Ilustración de Alejandro Cañer

La polémica está mal planteada. La redacción de El Caimán Barbudo pidió a tres escritores una opinión crítica sobre la novela Pasión de Urbino, ningún criterio emitido acerca de la misma nos hubiera llevado a una polémica. Pero, repetimos, solo la respuesta de Heberto Padilla no se ajustó a lo pedido. Aprovechando la oportunidad, Heberto Padilla estableció una lamentable confusión entre política, política cultural y opiniones personales; aceptó como buena e hizo suya una serie de falsas opciones; e introdujo en el marco de la confusión anteriormente apuntada, y participando de la misma, un debate político en el que era nuestro derecho participar.

Su respuesta, lejos de “trascender lo pedido” —una crítica literaria, la sustituyó por cuatro o cinco frases sin fundamentar–, se refirió más a dos escritores que a dos novelas, y no para distinguir dos actitudes ante la literatura, sino para ilustrar, de hecho, dos casos arquetípicos en la historia literaria, y específicamente en la historia literaria del socialismo; el escritor perseguido y el escritor burócrata, es decir el yogi y el comisario.

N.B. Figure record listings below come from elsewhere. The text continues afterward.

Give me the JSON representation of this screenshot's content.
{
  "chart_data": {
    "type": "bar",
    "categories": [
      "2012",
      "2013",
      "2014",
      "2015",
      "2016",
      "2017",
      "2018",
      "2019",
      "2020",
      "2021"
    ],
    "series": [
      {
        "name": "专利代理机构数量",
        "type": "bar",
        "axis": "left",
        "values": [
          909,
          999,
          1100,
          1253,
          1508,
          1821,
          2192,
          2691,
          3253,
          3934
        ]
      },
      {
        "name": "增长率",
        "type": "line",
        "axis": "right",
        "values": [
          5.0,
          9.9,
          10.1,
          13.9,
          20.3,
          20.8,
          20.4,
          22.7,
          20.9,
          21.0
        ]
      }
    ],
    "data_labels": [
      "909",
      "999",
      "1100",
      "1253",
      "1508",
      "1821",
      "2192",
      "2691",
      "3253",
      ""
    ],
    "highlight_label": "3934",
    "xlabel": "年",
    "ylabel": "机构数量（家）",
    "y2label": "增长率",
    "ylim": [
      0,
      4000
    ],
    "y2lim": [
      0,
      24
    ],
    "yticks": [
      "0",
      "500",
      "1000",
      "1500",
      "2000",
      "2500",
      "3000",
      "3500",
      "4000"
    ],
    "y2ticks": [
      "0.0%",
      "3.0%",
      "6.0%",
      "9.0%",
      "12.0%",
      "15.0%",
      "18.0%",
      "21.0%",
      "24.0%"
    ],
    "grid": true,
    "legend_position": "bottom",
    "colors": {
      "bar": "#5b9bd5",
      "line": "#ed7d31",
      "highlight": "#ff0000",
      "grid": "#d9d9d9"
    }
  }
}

Nuestra respuesta inicial no pudo saltar por sobre las proposiciones que impugnaba, presa en el esquema que intentaba rebatir, adoleció de dos defectos fundamentales: añadió una buena cantidad de retórica a la discusión, y se mantuvo casi siempre en los derechos límites de la polémica personal. Padilla insiste, perfecciona muchas de sus tesis, y se da otra vez a la tarea de confundir las cosas. Es nuestra intención no aceptar esta vez el planteo y tratar de hallar, tras la anécdota, las cuestiones de principio implicadas en el debate. Sin embargo, nos vemos en la obligación de tratar por lo menos algunos detalles que, de no aclararse, añadirían confusión a la ya existente.

“Pero son incapaces de advertir que, en una Cuba que ha roto esas estructuras se da el caso de que un simple escritor no puede criticar a un novelista-vicepresidente sin sufrir los ataques del cuentista-director y los poetas redactores parapetados detrás de esa genérica, la redacción.”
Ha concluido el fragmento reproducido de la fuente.